Domingo Cavallo será espécie de juiz na Câmara Ricardo Sarmiento
Buenos Aires, 25 (AE) - Domingo Cavallo se transformou no líder da terceira força política da Argentina. Como tal, será um verdadeiro juiz na Câmara dos Deputados. O Partido Ação pela República, que o ex-ministro de Carlos Menem lidera, deve ficar com 12 deputados. Cavallo não terá representantes no Senado, já que a composição não estava em jogo nestas eleições.
As eleições para senador estão previstas para o ano 2001. Com 12 deputados, Cavallo poderá apoiar leis que a Aliança impulsione. Esta terá 124 deputados próprios.
Com 254 cadeiras, são precisos 129 votos para que uma lei passe. Se aprovada, então vai para o Senado. Cavallo tem mandado mensagens dando conta de que fará uma oposição responsável e que não hesitará em apoiar projetos bons.
Se favorável a uma proposta da Aliança, a ponte será Adolfo Sturzzenegger, economista de origem radical que abandonou a UCR no momento em que o partido se opôs ao Plano de Conversibilidade instaurado por Cavallo. Sturzzenegger foi um dos primeiros economistas a aderir ao partido Ação pela República quando Cavallo deu força política às idéias que defendeu desde a condução econômica que trouxe estabilidade à economia argentina.

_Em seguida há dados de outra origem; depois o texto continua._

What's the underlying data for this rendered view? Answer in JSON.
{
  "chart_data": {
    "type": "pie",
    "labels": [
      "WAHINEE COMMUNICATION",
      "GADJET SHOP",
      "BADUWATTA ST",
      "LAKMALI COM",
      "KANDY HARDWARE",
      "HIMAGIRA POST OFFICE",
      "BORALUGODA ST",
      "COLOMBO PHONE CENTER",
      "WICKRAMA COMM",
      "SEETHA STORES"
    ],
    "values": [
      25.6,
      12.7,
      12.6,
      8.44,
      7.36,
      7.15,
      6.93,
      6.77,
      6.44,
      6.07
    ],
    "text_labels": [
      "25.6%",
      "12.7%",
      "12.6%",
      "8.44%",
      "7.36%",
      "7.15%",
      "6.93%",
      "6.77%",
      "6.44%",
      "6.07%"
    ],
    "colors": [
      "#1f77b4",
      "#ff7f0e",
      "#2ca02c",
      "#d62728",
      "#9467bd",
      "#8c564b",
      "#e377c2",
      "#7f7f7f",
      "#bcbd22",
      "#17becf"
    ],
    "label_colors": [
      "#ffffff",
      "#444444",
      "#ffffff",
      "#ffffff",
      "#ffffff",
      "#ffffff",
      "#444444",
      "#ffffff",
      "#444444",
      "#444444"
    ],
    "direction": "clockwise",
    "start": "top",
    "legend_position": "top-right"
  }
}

Se Cavallo decide por apoiar as posições do Partido Justicialista (PJ), o homem-chave do diálogo será José Luis Fernández Valoni, que desde hoje é deputado eleito pela Ação pela República na Capital Federal. Ele é um ex-membro histórico do PJ que se aliou a Cavallo quando Menem demitiu o ministro da Economia. O apoio de Cavallo será chave também para De la Rúa na hora de enfrentar negociações com os banqueiros internacionais e os organismos multilaterais.